Box 1.1
Hormones that are antagonistic to the action of insulin
Pancreatic disease
The pancreas can be damaged as a result of frequent bouts of pancreatitis, which is often precipitated by alcohol abuse or the presence of gallstones in the common bile duct.
The presence of carcinoma within the pancreas can also cause destruction of normal insulin-secreting cells resulting in the development of diabetes. Pancreatic disorders causing diabetes usually require treatment with insulin.
Valentina is a 73-year-old woman who presents with a 9-kg weight loss associated with nausea, polydipsia, polyuria and vulvitis. Her random blood glucose is 19.7 mmol/L and she has 2% glycosuria.

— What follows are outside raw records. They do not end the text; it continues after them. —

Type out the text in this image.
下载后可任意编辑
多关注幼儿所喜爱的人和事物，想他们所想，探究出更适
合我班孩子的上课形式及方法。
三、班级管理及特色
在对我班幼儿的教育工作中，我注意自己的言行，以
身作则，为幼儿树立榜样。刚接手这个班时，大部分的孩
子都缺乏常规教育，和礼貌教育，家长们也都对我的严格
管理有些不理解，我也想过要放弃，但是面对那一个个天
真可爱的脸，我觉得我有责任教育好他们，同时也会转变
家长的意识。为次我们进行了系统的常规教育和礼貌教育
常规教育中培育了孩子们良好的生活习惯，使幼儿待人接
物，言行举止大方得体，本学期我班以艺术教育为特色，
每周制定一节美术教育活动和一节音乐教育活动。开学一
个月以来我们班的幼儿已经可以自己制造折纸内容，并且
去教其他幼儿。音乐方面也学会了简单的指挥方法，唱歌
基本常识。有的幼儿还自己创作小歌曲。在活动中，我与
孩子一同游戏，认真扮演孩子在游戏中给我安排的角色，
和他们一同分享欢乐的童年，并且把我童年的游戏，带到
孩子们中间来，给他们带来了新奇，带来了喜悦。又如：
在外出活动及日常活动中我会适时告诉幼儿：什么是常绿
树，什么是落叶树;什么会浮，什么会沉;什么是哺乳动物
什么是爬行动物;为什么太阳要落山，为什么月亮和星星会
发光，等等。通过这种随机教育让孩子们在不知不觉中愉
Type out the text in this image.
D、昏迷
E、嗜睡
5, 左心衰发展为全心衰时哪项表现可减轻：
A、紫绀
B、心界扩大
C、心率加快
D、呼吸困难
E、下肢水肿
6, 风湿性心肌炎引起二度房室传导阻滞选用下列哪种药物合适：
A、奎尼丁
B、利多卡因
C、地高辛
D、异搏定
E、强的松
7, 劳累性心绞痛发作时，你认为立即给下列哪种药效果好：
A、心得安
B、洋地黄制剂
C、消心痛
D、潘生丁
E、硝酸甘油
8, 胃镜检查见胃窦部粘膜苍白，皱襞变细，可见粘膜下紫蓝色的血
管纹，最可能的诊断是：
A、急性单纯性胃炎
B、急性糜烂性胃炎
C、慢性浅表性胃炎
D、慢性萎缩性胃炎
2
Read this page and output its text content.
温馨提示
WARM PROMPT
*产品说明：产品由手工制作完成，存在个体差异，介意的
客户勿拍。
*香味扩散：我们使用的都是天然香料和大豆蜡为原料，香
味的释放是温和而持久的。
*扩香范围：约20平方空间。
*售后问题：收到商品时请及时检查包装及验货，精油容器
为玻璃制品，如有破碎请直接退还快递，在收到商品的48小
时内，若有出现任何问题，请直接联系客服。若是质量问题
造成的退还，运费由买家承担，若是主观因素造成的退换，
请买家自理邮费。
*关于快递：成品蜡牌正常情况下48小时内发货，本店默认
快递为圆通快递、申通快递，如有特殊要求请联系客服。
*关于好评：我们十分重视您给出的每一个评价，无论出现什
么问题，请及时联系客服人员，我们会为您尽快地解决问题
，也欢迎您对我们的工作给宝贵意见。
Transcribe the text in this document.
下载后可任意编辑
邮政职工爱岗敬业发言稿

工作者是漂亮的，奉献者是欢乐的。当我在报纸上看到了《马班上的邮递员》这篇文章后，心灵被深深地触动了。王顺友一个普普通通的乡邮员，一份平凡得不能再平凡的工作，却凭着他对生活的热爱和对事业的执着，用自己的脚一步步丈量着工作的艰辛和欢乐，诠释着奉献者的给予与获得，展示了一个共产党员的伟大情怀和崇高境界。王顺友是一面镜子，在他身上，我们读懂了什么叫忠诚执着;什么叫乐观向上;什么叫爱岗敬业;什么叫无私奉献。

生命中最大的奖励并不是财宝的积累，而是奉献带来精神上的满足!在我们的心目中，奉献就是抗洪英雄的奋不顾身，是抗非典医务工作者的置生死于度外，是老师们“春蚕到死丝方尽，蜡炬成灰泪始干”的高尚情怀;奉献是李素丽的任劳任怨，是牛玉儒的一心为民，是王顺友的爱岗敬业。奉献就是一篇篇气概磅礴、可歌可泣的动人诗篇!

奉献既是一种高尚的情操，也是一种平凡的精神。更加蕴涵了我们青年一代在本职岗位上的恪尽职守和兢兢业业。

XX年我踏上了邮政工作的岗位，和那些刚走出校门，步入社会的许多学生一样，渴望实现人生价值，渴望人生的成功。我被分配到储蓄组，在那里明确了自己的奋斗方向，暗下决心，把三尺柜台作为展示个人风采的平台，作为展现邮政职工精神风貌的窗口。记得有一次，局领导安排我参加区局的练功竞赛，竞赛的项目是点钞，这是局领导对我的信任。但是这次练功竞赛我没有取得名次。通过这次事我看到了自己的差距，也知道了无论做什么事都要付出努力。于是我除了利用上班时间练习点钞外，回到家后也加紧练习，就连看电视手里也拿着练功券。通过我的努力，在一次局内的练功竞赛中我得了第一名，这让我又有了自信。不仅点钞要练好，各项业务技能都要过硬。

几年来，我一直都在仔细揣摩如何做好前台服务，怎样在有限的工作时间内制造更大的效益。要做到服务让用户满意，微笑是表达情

Valentina is diagnosed with diabetes and is treated with dietary measures and glipizide 2.5 mg to relieve her symptoms quickly. She returns to the GP surgery 3 weeks later. Her blood glucose has fallen to 9.1 mmol/L, she has no glycosuria, but her weight has fallen by a further 2 kg.
In Valentina’s case, it is unusual to be nauseated with primary diabetes and weight loss should stop when the energy-losing glycosuria is abolished. Further investigation was thus necessary and she was found to have a carcinoma of the tail of her pancreas. Carcinoma of the pancreas can present as an apparent acute onset of diabetes and it is therefore important to think of secondary causes at the time of diagnosis, especially in elderly individuals with marked weight loss.
Endocrine disease
The secondary endocrine causes of diabetes involve excess endogenous production of hormones that are insulin antagonists (see
Box 1.1):
▪ In acromegaly, growth hormone is secreted in excess by the pituitary gland.
▪ In Cushing’s syndrome, the adrenal cortex makes excess cortisol due either to a primary tumour within the adrenal gland or to excess adrenocorticotrophic hormone (ACTH) production.
▪ In phaeochromocytoma there is excess secretion of adrenaline or noradrenaline by a tumour of the adrenal medulla or sympathetic plexus.
Hypertension, which is seen in acromegaly, Cushing’s syndrome and phaeochromocytoma, commonly accompanies type 2 diabetes. When faced with an obese, hypertensive person with an elevated blood glucose it is important to consider the possibility of an underlying endocrine disorder before accepting a diagnosis of type 2 diabetes
The exceedingly rare glucagonoma results in diabetes because glucagon also antagonises insulin.
Drug therapy
The thiazide diuretics, which are commonly used to treat essential hypertension, have a blood-glucose-raising effect by their inhibitory action on insulin secretion. Other drugs, such as corticosteroids (e.g. prednisolone), also make tissues relatively resistant to the effects of insulin and thus unmask diabetes.